A Lecture on Literary Impostures
Author : Humphry William Freeland
Publisher :
Page : 86 pages
File Size : 34,1 MB
Release : 1858
Category : Literary forgeries and mystifications
ISBN :
Author : Humphry William Freeland
Publisher :
Page : 86 pages
File Size : 34,1 MB
Release : 1858
Category : Literary forgeries and mystifications
ISBN :
Author : Humphry William Freeland
Publisher :
Page : 252 pages
File Size : 33,98 MB
Release : 1857
Category : English literature
ISBN :
Author : Friedrich von Schlegel
Publisher :
Page : 444 pages
File Size : 34,78 MB
Release : 1873
Category : Literature
ISBN :
Author : Friedrich : von Schlegel
Publisher :
Page : 478 pages
File Size : 35,62 MB
Release : 1859
Category :
ISBN :
Author :
Publisher :
Page : 838 pages
File Size : 11,65 MB
Release : 1877
Category :
ISBN :
Author :
Publisher :
Page : 674 pages
File Size : 46,88 MB
Release : 1858
Category : Art
ISBN :
Author : Rosmarin Heidenreich
Publisher : McGill-Queen's Press - MQUP
Page : 316 pages
File Size : 18,46 MB
Release : 2018-07-30
Category : Literary Criticism
ISBN : 0773555293
In the first half of the twentieth century, a number of Canadian authors were revealed to have faked the identities that made them famous.

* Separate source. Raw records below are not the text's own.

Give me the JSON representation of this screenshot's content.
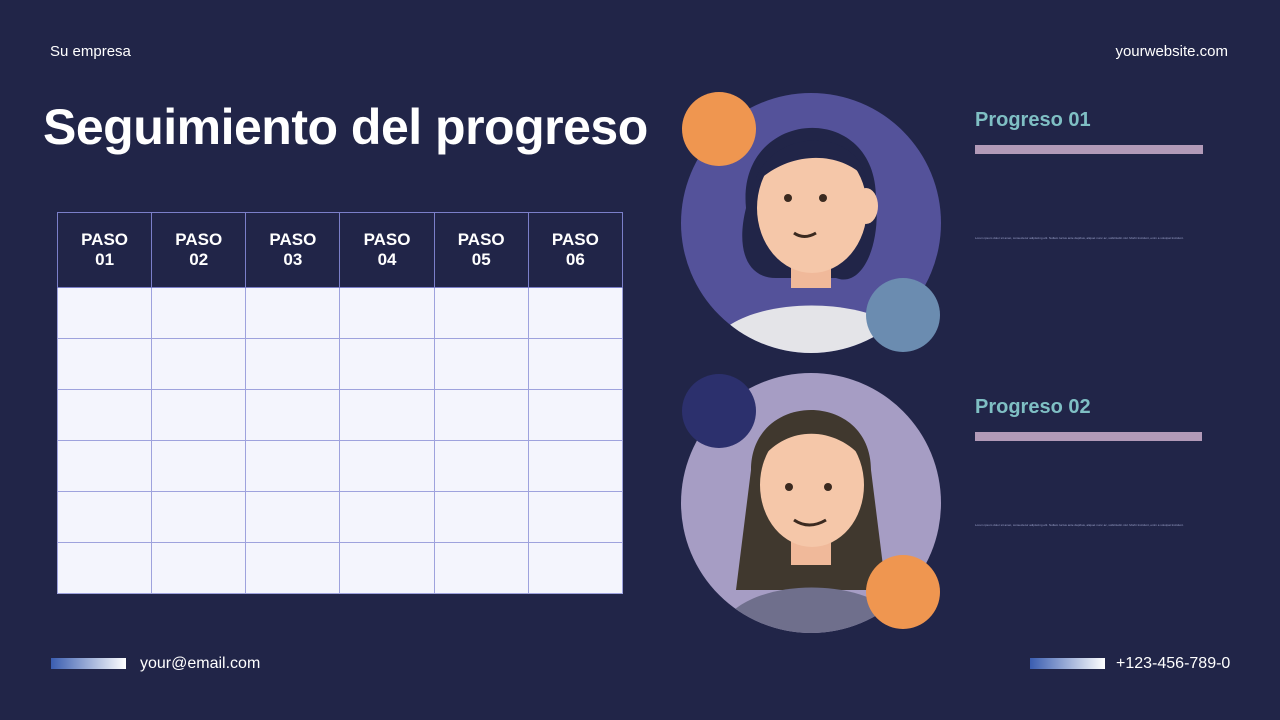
{
  "header": {
    "company": "Su empresa",
    "website": "yourwebsite.com"
  },
  "title": "Seguimiento del progreso",
  "table": {
    "headers": [
      [
        "PASO",
        "01"
      ],
      [
        "PASO",
        "02"
      ],
      [
        "PASO",
        "03"
      ],
      [
        "PASO",
        "04"
      ],
      [
        "PASO",
        "05"
      ],
      [
        "PASO",
        "06"
      ]
    ],
    "row_count": 6
  },
  "progress": [
    {
      "label": "Progreso 01",
      "text": "Lorem ipsum dolor sit amet, consectetur adipiscing elit. Nullam luctus ante dapibus, aliquet nunc ac, sollicitudin nisl. Morbi tincidunt, enim a volutpat tincidunt."
    },
    {
      "label": "Progreso 02",
      "text": "Lorem ipsum dolor sit amet, consectetur adipiscing elit. Nullam luctus ante dapibus, aliquet nunc ac, sollicitudin nisl. Morbi tincidunt, enim a volutpat tincidunt."
    }
  ],
  "footer": {
    "email": "your@email.com",
    "phone": "+123-456-789-0"
  },
  "colors": {
    "background": "#212548",
    "accent_teal": "#7fbfc4",
    "bar": "#b29ab8",
    "orange": "#ef9650",
    "purple": "#54529a"
  }
}
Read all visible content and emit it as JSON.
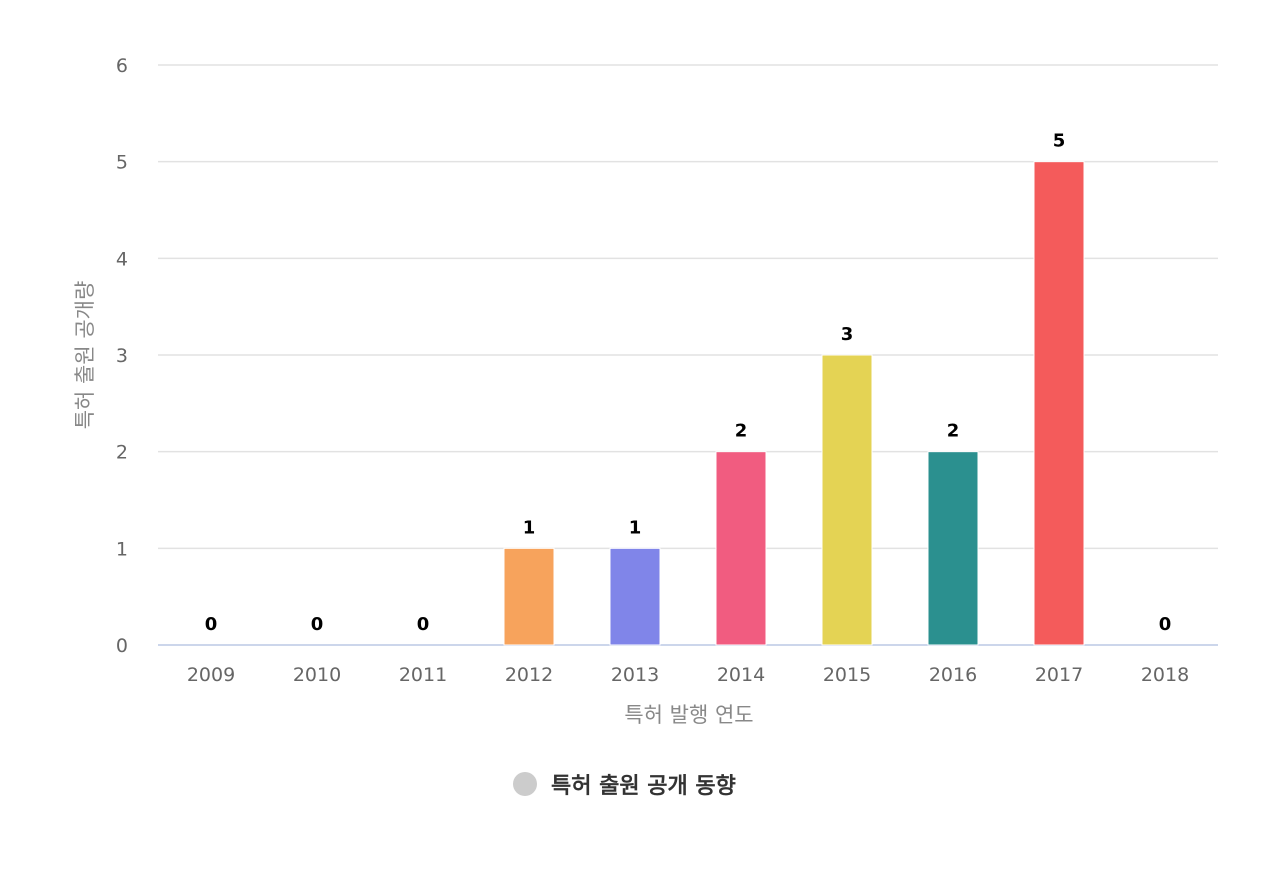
{
  "chart_data": {
    "type": "bar",
    "title": "",
    "xlabel": "특허 발행 연도",
    "ylabel": "특허 출원 공개량",
    "categories": [
      "2009",
      "2010",
      "2011",
      "2012",
      "2013",
      "2014",
      "2015",
      "2016",
      "2017",
      "2018"
    ],
    "series": [
      {
        "name": "특허 출원 공개 동향",
        "values": [
          0,
          0,
          0,
          1,
          1,
          2,
          3,
          2,
          5,
          0
        ],
        "colors": [
          "#7cb5ec",
          "#434348",
          "#90ed7d",
          "#f7a35c",
          "#8085e9",
          "#f15c80",
          "#e4d354",
          "#2b908f",
          "#f45b5b",
          "#91e8e1"
        ]
      }
    ],
    "ylim": [
      0,
      6
    ],
    "yticks": [
      0,
      1,
      2,
      3,
      4,
      5,
      6
    ],
    "grid": true,
    "data_labels": true,
    "legend": {
      "position": "bottom-center",
      "marker_color": "#cccccc"
    }
  }
}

What is extraordinary about these writers is that they actually "became," in everyday life, characters they had themselves invented. Many of their works were simultaneously fictional and autobiographical, reflecting the duality of their identities. In Literary Impostors, Rosmarin Heidenreich tells the intriguing stories, both the "true" and the fabricated versions, of six Canadian authors who obliterated their pasts and re-invented themselves: Grey Owl was in fact an Englishman named Archie Belaney; Will James, the cowboy writer from the American West, was the Quebec-born francophone Ernest Dufault; the prairie novelist Frederick Philip Grove turned out to be the German writer and translator Felix Paul Greve. Chief Buffalo Child Long Lance, Onoto Watanna, and Sui Sin Far were the chosen identities of three mixed-race writers whose given names were, respectively, Sylvester Long, Winnifred Eaton, and Edith Eaton. Heidenreich argues that their imposture, in some cases not discovered until long after their deaths, was not fraudulent in the usual sense: these writers forged new identities to become who they felt they really were. In an age of proliferating cyber-identities and controversial claims to ancestry, Literary Impostors raises timely questions involving race, migrancy, and gender to illustrate the porousness of the line that is often drawn between an author's biography and the fiction he or she produces.
Author :
Publisher :
Page : 966 pages
File Size : 21,32 MB
Release : 1852
Category :
ISBN :
Author :
Publisher :
Page : 564 pages
File Size : 38,12 MB
Release : 1891
Category : Electronic journals
ISBN :
Author : Christopher L. Miller
Publisher : University of Chicago Press
Page : 253 pages
File Size : 27,87 MB
Release : 2018-12-10
Category : Literary Criticism
ISBN : 022659100X
Writing a new page in the surprisingly long history of literary deceit, Impostors examines a series of literary hoaxes, deceptions that involved flagrant acts of cultural appropriation. This book looks at authors who posed as people they were not, in order to claim a different ethnic, class, or other identity. These writers were, in other words, literary usurpers and appropriators who trafficked in what Christopher L. Miller terms the “intercultural hoax.” In the United States, such hoaxes are familiar. Forrest Carter’s The Education of Little Tree and JT LeRoy’s Sarah are two infamous examples. Miller’s contribution is to study hoaxes beyond our borders, employing a comparative framework and bringing French and African identity hoaxes into dialogue with some of their better-known American counterparts. In France, multiculturalism is generally eschewed in favor of universalism, and there should thus be no identities (in the American sense) to steal. However, as Miller demonstrates, this too is a ruse: French universalism can only go so far and do so much. There is plenty of otherness to appropriate. This French and Francophone tradition of imposture has never received the study it deserves. Taking a novel approach to this understudied tradition, Impostors examines hoaxes in both countries, finding similar practices of deception and questions of harm.